We've had quite the discussion from the Peanut Gallery on the last post on the Patron Saint of Etiquette. I hope you can take the time to read through the thoughtful thoughts of our compassionate readers.
I wish I had had the wherewithall to sum it all up as nicely as one reader's mom did: "something my mother always said, "the people who are hardest to love are the ones who need it the most."
Ain't it the truth?
A question: Do I allow a 14 year old girl (very good, kind, naive,
religious girl), to have popular rock songs on her ipod that are
riddled with sexual innuendo (if you want to call it innuendo!), and
other nasty themes? She doesn't know about the birds and the bees yet
(homeschooled!), and just loves music, the beat, etc. I feel like the
Grinch telling her she's got to go find something more suitable, as
almost nothing on the local radio station is suitable (especially when
I consider my choices at her age), but yet I feel a horrible pang of
guilt every time I download another icky pop favorite for her. I've
explained my reluctance to her in that most of these songs glorify sin,
especially against the 6th commandment. She doesn't quite get what that
means. Is it time for 'the talk'? Do I cut the cord on the music? Am I
overreacting? Any input would be appreciated!
Would that we could all just stick our fingers in our ears and hum. But, no such luck. School, whether at home or seated in a roomful of the great unwashed, is a preparation for life outside the classroom.
She's 14 and you haven't had "the talk"? You wouldn't have gotten away with that had she gone to school outside your home. Not that that is a bad thing, but any second, she could walk out your front door and be very, very unprepared for life as the rest of us know it.
It's lovely that you've managed to keep her innocent for so long. These days, most children have had the rudimentary "talk" by age 7 or so, and because of all the hormones in our milk products, the rest have had the full explanation, complete with a power point show, by age 9.
I think you've bypassed your dilemma. Here is your actual dilemma: You can download all the songs you want and feel no guilt whatsoever because she doesn't get one word of the innuendo or otherwise. They may as well all be in French, or Swahili. What difference does it make, really if she doesn't understand any of it? It really is just a beat. As long as she doesn't bop around town singing it, nothing bad has happened.
I saw "A Streetcar Named Desire" on TV once when I was too young to know what was going on. I thought Stanley was kind of mean to Blanche and that was the end of that. I felt sorry for Blanche because she wasn't married and wanted to be married and I thought it was mean of that homely man, Carl Malden, to dump her because she had had boyfriends along the way. Of course she did!
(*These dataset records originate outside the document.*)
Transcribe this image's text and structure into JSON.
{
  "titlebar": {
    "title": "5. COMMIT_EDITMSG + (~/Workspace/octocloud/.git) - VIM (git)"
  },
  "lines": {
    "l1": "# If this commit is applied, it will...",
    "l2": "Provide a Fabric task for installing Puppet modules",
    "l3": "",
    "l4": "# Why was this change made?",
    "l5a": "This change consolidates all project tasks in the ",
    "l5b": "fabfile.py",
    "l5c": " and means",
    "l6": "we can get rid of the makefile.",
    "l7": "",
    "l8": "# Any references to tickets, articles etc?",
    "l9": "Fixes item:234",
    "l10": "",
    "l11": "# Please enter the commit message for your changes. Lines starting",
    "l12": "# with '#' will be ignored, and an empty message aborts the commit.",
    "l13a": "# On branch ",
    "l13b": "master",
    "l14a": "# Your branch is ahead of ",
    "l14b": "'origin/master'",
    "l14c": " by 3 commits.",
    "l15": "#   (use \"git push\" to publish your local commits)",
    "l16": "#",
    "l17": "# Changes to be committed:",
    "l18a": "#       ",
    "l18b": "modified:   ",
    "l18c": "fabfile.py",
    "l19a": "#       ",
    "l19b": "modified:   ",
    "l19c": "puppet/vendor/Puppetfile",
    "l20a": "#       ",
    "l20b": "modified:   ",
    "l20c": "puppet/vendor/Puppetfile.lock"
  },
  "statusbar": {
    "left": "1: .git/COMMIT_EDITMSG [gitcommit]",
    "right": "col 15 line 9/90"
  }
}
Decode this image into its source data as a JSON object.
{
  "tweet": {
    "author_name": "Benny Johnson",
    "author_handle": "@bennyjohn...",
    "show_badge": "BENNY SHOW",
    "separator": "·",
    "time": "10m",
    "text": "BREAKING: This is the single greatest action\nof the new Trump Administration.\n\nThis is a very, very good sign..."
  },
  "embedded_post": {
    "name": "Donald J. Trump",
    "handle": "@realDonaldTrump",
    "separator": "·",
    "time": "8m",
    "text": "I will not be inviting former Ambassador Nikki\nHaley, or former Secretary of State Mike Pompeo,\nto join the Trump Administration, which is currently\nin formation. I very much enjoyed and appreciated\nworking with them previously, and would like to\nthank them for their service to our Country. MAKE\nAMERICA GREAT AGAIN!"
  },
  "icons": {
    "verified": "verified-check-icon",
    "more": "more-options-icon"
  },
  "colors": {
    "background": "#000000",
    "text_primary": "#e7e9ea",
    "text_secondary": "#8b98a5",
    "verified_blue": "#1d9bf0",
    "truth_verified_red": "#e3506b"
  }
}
She was in her forties! Go live with your mother, Carl!
Now I realize what was going on there.
Once you have that talk, you're going to also have to decide how to handle this.
Growing up is about handling things yourself. She's going to have to decide what to do about all of this. At that point, you can tell her you will no longer download things you find inappropriate.
That doesn't mean she'll never hear any of it, or find a way to listen to it, or end up downloading it herself at some point, unless you lock her in the basement where there's no internet reception.
Keep this in mind, you can't be good without bad. If there was no bad, good wouldn't be a choice. She has a solid foundation in good, but she's always going to have to choose it, just like the rest of us.
And it's not always so black and white and easy breezy lemon squeezy. I remember when Elvis Presley couldn't be shown on television except for his head because he gyrated his hips. Now when you see those old videos, he just looks like he's swinging his knees all around. At least, that's what it looks like to me. But then I never could figure out what all went on in "Suddenly Last Summer". My point is, even with things that seem terrible and sinful, times do change. Hence the phrase "a well turned ankle."
Maybe you can get her interested in Duke Ellington and Benny Goodman.
I'm sure our readers will have a lot to say!